Striking writers and other members of Hollywood are calling the tentative deal reached Sunday by the Writers Guild and the AMPTP a “victory.”
The deal was announced on Sunday, September 24, 146 days after the writers’ strike began on May 2 and after five consecutive days of negotiations that spanned the entire weekend.
In its message to members, the union’s negotiating committee urged patience over the details of the pact: “Now our employees must ensure that everything we agreed on is codified in the final contract language.” “We can only share what we have achieved once the last “i” has been dotted.”
“SAG-AFTRA congratulates the WGA on reaching a tentative agreement with the AMPTP after 146 days of incredible strength, resilience and solidarity on the picket lines. As we look forward to reviewing the tentative agreement between WGA and AMPTP, we remain committed to achieving the necessary conditions for our members,” said the actors union, which also stands out. “Since the day the WGA strike began, SAG-AFTRA members have stood alongside writers on the picket lines. We continue to strike on our TV/theater contract and continue to call on the studio and streamer CEOs and the AMPTP to return to the table and get the fair deal our members deserve and demand.”

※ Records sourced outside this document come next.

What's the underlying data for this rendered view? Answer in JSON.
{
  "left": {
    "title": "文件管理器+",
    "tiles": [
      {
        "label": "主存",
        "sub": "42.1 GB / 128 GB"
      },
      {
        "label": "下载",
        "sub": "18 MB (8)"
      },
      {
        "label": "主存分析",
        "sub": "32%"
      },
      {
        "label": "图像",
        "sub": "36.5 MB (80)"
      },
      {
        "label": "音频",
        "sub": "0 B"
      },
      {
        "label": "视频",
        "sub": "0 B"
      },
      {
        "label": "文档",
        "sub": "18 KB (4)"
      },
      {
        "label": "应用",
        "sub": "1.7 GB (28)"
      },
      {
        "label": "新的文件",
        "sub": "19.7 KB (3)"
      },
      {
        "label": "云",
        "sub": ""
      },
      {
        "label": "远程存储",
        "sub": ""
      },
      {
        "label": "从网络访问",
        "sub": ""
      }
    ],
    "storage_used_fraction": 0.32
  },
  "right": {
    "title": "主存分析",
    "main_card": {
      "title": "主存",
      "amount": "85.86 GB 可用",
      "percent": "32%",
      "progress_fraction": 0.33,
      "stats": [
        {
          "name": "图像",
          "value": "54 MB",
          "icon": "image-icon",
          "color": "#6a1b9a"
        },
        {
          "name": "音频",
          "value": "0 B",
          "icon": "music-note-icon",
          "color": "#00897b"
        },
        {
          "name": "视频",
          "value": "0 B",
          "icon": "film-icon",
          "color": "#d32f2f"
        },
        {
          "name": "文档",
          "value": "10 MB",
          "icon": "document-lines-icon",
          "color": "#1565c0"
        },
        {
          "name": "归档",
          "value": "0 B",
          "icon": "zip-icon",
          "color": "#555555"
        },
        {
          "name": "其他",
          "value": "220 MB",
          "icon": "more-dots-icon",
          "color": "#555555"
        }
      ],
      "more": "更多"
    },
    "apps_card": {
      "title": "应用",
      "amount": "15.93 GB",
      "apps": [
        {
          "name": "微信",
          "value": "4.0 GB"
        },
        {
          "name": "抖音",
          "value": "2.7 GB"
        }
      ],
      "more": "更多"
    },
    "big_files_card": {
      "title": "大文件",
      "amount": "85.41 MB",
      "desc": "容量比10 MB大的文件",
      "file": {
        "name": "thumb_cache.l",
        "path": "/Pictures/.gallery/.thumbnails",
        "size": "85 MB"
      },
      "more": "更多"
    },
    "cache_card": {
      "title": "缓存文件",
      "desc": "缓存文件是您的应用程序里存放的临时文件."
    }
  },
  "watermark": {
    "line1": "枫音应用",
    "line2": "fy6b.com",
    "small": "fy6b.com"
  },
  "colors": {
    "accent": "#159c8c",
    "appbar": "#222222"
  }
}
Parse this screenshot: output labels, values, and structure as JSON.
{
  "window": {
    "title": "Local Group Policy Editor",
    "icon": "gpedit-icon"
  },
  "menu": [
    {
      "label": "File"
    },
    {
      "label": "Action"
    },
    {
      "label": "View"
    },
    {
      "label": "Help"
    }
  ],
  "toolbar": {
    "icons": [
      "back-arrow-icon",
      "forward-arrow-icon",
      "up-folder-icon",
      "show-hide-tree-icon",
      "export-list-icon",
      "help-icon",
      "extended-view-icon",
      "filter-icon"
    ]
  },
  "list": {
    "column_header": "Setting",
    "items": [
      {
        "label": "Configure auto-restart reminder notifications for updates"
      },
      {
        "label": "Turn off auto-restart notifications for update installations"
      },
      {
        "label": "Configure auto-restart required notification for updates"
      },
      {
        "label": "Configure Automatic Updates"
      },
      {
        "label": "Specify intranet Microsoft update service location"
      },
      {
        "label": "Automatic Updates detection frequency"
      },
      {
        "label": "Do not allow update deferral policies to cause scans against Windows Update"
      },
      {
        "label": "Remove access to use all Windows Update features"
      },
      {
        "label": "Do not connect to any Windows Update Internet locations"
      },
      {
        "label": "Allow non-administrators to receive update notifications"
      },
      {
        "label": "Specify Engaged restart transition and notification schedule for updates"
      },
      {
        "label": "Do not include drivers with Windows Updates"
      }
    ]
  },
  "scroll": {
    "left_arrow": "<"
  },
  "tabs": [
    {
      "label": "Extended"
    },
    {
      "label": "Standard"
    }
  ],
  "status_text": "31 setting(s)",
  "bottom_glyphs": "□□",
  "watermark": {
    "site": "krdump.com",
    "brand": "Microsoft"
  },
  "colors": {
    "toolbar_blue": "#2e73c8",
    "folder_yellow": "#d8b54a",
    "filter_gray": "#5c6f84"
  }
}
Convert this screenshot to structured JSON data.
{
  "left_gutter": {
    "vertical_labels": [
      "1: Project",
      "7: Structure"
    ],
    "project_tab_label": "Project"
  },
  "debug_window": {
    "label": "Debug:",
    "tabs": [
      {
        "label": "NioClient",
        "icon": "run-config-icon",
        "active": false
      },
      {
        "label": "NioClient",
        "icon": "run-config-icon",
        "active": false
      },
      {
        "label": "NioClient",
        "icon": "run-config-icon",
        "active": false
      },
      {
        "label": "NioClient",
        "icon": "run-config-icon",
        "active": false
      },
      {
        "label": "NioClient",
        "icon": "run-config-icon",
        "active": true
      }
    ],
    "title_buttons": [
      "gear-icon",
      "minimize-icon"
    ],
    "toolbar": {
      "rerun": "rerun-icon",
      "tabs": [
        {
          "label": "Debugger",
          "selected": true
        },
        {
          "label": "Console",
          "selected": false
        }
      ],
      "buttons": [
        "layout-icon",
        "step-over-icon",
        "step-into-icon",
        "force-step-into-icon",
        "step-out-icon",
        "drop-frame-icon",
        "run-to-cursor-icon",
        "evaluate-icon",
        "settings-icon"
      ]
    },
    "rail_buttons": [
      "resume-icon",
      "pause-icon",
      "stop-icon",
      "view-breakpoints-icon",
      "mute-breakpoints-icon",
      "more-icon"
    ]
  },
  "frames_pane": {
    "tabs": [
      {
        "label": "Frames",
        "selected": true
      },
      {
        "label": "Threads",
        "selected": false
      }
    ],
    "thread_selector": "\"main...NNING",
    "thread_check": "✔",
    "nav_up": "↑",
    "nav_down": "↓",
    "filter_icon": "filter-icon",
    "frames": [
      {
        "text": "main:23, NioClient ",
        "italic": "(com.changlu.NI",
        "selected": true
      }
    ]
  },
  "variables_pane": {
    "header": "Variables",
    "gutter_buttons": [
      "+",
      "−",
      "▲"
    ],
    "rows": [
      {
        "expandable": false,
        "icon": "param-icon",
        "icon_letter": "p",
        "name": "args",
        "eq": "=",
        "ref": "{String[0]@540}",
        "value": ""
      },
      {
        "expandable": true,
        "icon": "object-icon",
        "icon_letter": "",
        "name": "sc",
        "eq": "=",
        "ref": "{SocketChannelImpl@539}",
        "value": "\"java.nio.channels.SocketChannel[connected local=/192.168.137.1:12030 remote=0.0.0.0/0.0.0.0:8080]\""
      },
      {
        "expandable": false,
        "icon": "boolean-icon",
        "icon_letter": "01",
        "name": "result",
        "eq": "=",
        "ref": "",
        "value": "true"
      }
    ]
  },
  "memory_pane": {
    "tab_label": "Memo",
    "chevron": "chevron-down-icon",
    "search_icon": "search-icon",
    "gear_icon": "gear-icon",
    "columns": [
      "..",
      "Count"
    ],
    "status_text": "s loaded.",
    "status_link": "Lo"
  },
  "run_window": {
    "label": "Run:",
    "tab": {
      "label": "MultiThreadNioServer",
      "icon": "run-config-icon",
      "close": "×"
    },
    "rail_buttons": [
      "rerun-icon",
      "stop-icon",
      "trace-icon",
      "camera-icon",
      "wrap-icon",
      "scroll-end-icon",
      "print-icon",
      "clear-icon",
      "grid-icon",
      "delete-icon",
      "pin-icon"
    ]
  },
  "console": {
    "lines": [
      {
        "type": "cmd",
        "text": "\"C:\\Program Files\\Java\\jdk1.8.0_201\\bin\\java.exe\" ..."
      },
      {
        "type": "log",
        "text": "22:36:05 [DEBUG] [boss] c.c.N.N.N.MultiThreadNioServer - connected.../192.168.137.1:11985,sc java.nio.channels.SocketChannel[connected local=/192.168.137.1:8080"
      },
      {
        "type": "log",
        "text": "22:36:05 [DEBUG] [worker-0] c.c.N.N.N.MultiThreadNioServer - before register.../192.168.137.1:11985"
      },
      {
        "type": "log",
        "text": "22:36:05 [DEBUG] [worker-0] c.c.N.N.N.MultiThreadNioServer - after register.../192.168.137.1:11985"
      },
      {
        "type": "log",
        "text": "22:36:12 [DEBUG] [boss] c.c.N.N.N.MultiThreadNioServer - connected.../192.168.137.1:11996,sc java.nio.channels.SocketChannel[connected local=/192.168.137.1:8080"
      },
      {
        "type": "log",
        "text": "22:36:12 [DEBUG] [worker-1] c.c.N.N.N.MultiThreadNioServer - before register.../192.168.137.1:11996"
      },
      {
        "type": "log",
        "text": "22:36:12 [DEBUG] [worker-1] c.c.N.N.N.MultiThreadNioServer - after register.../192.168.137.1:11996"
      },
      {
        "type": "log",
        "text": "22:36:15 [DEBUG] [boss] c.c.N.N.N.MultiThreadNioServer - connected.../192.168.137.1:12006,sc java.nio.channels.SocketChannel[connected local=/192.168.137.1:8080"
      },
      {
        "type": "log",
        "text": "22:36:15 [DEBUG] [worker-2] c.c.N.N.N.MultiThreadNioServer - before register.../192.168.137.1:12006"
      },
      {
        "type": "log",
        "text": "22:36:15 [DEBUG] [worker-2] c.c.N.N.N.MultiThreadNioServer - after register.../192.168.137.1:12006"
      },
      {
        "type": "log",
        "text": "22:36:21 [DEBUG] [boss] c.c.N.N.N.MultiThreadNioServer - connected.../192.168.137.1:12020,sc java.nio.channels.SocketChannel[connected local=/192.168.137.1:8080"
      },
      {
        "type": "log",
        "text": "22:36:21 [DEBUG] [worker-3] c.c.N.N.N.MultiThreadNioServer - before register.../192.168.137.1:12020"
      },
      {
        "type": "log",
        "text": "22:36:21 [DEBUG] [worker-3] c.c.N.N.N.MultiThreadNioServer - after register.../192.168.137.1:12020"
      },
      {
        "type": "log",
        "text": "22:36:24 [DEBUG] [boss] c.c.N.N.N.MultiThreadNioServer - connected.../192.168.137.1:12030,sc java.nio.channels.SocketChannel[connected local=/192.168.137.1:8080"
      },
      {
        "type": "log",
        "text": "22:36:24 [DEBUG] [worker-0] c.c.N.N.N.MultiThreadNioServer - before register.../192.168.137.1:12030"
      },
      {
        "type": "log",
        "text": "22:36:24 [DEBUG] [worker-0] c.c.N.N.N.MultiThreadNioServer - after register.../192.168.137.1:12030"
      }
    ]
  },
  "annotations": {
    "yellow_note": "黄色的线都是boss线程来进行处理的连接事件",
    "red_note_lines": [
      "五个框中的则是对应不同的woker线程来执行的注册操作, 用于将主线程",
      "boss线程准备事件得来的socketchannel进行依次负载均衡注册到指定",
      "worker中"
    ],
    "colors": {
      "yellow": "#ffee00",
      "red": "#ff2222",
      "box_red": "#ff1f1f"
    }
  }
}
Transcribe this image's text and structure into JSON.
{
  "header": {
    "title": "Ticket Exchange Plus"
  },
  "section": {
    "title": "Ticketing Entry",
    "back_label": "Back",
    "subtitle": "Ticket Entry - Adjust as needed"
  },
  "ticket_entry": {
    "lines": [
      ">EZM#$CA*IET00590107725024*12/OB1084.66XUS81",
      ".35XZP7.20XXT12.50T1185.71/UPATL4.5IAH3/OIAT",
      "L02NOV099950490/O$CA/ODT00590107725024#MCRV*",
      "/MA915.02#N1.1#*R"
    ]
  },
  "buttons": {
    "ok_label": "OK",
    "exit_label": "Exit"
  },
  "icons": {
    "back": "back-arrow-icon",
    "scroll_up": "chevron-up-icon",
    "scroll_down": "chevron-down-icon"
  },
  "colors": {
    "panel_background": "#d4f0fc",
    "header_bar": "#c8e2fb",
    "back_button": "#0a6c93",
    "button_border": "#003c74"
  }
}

The DGA, which ratified its own new agreement with the AMPTP in June, also sent a congratulatory note to the WGA. “Congratulations to the WGA on reaching a tentative agreement on behalf of its members this evening,” the directors’ guild said in its statement. “We were proud to support the authors in their fight for a fair deal and look forward to reviewing the details of the agreement. Now is the time for AMPTP to get back to the table with SAG-AFTRA and address the needs of artists.”
California Governor Gavin Newsom also released his own statement: “Without our world-class writers, California’s entertainment industry would not be what it is today.” For over 100 days, 11,000 writers went on strike over existential threats to their careers and livelihoods – and expressed genuine concern about workers’ stress and anxiety. I am grateful that the two sides came together to reach an agreement that benefits everyone involved and can get much of California’s economy moving again.”
According to studio sources, the two sides were close to reaching an agreement for several days after returning to the table in late August for the first time since May 2. Lawyers have reportedly been working on the contract language since Friday evening and moved on to finer details Saturday morning. One of the key issues that kept both sides at the table over the weekend was artificial intelligence.
The tentative agreement, which still needs to be ratified by the union’s more than 11,500 writers, could mark the end of one of the longest strikes in Hollywood history, the third longest in the WGA’s nearly 70 years and the first dual strike alongside SAG-AFTRA since 1960.
The strike, often cited as a turning point for the entire industry, focused on issues that are both recurring and emerging in the entertainment industry’s expanded streaming era. This includes health contributions and adjustments to the current structure of the remaining amounts, but also guidelines for the use of AI and transparency regarding streaming performance.
For solidarity-minded writers both in the union and before the WGA and without the union, the last five months have been challenging. Scribes faced food insecurity, the loss of their homes, the end of first-look deals, and daily hazards such as high temperatures and car traffic.
Now that a tentative agreement is in place, Hollywood is celebrating what could not only signal the end of the writers’ walkout but also encourage the AMPTP to get back to the table with SAG-AFTRA to negotiate a deal and to end his also two-month strike.
Below are some of the initial reactions.